The Crusader Newspaper Group

When will we save our children?   

By Michael Pfleger

With carjackings up 283 percent and homicides in January the deadliest since 2017, we need to have a plan for the violence in Chicago as aggressive and detailed as we have for COVID-19.

The city’s approach to the COVID-19 virus has been successful, now we must implement as aggressive an approach to the virus of violence.

We must have community meetings in all the areas where the violence has increased. We must have a plan that includes the community, the youth involved, faith communities and law enforcement. Just as the communities’ involvement was absolutely necessary to stopping the spread of COVID-19, so must the community be involved with the stopping of violence.

Community involvement must be comprehensive. It must deal with the influence of video games and music, it must deal with reaching our young people in schools, churches and yes, homes, affirming their greatness and potential, exposing them to their possibilities and purpose, loving them and providing structure, expectations, and discipline.
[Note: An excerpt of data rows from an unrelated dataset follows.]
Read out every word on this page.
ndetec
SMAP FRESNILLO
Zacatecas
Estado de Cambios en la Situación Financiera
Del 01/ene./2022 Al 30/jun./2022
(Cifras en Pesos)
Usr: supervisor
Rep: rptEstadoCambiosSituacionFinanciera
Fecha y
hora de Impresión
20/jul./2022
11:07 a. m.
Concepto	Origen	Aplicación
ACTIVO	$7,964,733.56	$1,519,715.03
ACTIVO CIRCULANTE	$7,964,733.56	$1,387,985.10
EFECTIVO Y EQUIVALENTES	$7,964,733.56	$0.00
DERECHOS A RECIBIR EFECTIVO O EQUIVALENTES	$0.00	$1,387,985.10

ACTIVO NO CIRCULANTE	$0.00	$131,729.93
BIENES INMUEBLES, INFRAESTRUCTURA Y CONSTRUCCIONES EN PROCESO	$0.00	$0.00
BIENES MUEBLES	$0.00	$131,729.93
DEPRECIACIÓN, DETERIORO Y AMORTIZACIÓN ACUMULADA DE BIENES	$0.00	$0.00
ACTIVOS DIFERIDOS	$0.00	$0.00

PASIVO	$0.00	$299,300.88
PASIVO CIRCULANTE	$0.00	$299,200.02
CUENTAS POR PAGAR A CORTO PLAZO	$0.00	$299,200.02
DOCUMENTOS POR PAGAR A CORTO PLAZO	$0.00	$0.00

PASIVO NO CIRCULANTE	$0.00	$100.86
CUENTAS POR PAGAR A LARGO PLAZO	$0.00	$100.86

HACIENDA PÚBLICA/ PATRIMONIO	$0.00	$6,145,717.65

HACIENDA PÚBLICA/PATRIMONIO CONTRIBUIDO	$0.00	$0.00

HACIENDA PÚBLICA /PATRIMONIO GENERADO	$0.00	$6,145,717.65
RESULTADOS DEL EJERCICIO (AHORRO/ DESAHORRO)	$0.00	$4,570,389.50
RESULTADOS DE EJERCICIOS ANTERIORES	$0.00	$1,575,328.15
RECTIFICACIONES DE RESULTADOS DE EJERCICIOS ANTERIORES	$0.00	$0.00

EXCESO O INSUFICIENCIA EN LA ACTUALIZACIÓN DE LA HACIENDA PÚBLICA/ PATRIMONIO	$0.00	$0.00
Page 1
Communities must be charged to wrap our arms around our young people again. It must have dollars committed to investment and opportunity where neglect and abandonment have become the norm. And these dollars cannot be crumbs left over from budgets but be committed and focused as was done with the West and South Loop.

There must be community and government buy-ins and partnerships. Just as the federal government is looking at trillions of dollars to repair America from COVID-19, there must be trillions of dollars committed to undoing decades of racism, abandonment, and neglect.

It will demand serious police reform, where racial profiling and racist practices will be punished, and training will be enforced to transform policing. These are just some of the necessary ingredients if we are really trying to change Chicago and not just lower numbers. The other ingredients will surface as communities are invited to be part of the solution.

The psychological, physical, and emotional trauma done to whole communities not only demands transformation but also the support needed to heal and cure rather than survive.

Chicago’s future depends on how she treats those she has killed, physically, yes, but also mentally, and economically, along with the dreams of her children.

COVID-19 will end, and we are in the process of saving homes and businesses.

What I want to know is will we save our children?